Is there anyone struggling with Gastroparesis and a k pouch? I'm starting to wonder if I made a horrible mistake having my k pouch as I struggle with GP too.

I don't know where to turn but trying to connect with ANYONE suffering too.

Original Post

No, but maybe some of us can help...first off, why did they do the k pouch on you?

Didn't they know at the time about the GP? 

What are your symptoms? Is it major or minor? Does your stomach empty out only partially? is the small bowel implicated at all or is it only in your stomach?

Would a liquid diet help? Or a low residue diet? Higher concentration foods mean less food in your stomach...can you digest proteins? 

Sharon

Hi Sharon.

Yes I'm on low residue diet. Mostly liquids and ton. Can't digest meats. GO has some degree of impact on small bowel. Eat very little. Have a ton of allergies. I had my kpouch in may of this year. Have had global dysmotility had large bowel removed due to complete paralysis in 2014. 2 failed end ileostomies and terrible terminations. But since my kpouch my GP is worse than ever and I have been to the hospital 3 times for at least a week each since my kpouch. Coincidence ??? Or complication IDK I'm just very exhausted and in terrible pain like constient and somewhat dibelating. IDK where to turn. My go dosent have much knowledge of kpouch and my surgeon has little knowledge of GP. I had GP manageable before kpouch now I'm at a loss. It's hard to get thru most days.

Am willing to travel to a new doc in another state if I can find the right doc knowledgeable in both issues.

Thanks for any direction

I am so sorry,

I have no experience but from what I have read it can be caused by a damaged vagus nerve...is it possible that during one of the surgeries it got injured...If it hadn't been already? Is it possible that each surgery made it worse?

Not sure if it can be stimulated through electrodes or ultrasound or some sort of biofeedback...like they do with other nerves?

Just some random thoughts...

Do you use any bowel stimulants to help things along? 

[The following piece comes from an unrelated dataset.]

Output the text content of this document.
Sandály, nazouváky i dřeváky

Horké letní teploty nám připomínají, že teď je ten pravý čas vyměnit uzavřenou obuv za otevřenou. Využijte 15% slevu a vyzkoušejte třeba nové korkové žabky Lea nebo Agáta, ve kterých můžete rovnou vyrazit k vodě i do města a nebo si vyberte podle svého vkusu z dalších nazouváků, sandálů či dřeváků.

Are there any intestinal-spasm stimulators?

I will see what I can find out here...different countries/different protocols...you never know.

Sharon

sounds dreadful and i'm so sorry you about both symptoms and docs not being attentive.  i suggest either cleveland clinic or university h, also in Cleveland --dr dietz is at the latter and he did my surgery when he was at cc.  currently i see dr kiran at columbia in nyc.  there are other docs in nyc.  sorry i can't be of any more help, but did want to acknowledge your terrible situation.

keep us posted.  janet

You may want to try doing a search online for centers specializing in GI motility disorders. Gastroparesis is pretty common, but the causes can vary. Your K-pouch itself probably isn't a major factor, but the extensive abdominal surgery to create it could have caused problematic adhesions and/or worsening neurological damage. There are a number of centers in Texas (mostly Houston and Dallas I think). Have you considered a gastric neurotransmitter (pacemaker)?

https://my.clevelandclinic.org...stroparesis-overview

Jan

Thanks for both replies.

Unfortunately I have had a gastric pacer and it did not work for me but the success in non diabetic GP patients is marginal for most. I am going to possibly see a doc in CA that can hopefully convert my k pouch to a BCIR. the problem is I not only have GP but global dysmotility which affect my small bowel and as aided in the fact that my kpouch is as big or bigger than a lunch box. I also have stenosis of the channel as well as atonal stenosis. Seems my body is just one big mess. Anyone else have similar issues? How do you cope? I spend most of the day with either cramping nausea vomiting and pain most of the day. And although I Cath at least 5 times a day some times it will be 2 or 3 days before I have decent output then it is massive I mean we r talking 500 + cc easily.

Thanks for any direction. Takin it 1 day at a time  currently.

Anglilanr,

As Jan said, a BCIR and a K pouch are essentially the same pouch, it is just the valve that is different...

As for output, depending on what I eat, I usually intubate 8 to 12xs/day...my pouch hates gas and will not let me sleep until it 'burps' or evacuates its gas so I need to stay up late enough to empty...and I can empty up to nearly a liter.

What do you use to thin out your output? Are you drinking prune or grape juice (or both)...Do you drink green tea (they say it helps, does nothing for me)?

I guess what I am saying is that the thinner your output is, the easier (I think) the emptying out of your pouch should be.

If you keep it liquidy it should take less effort to empty.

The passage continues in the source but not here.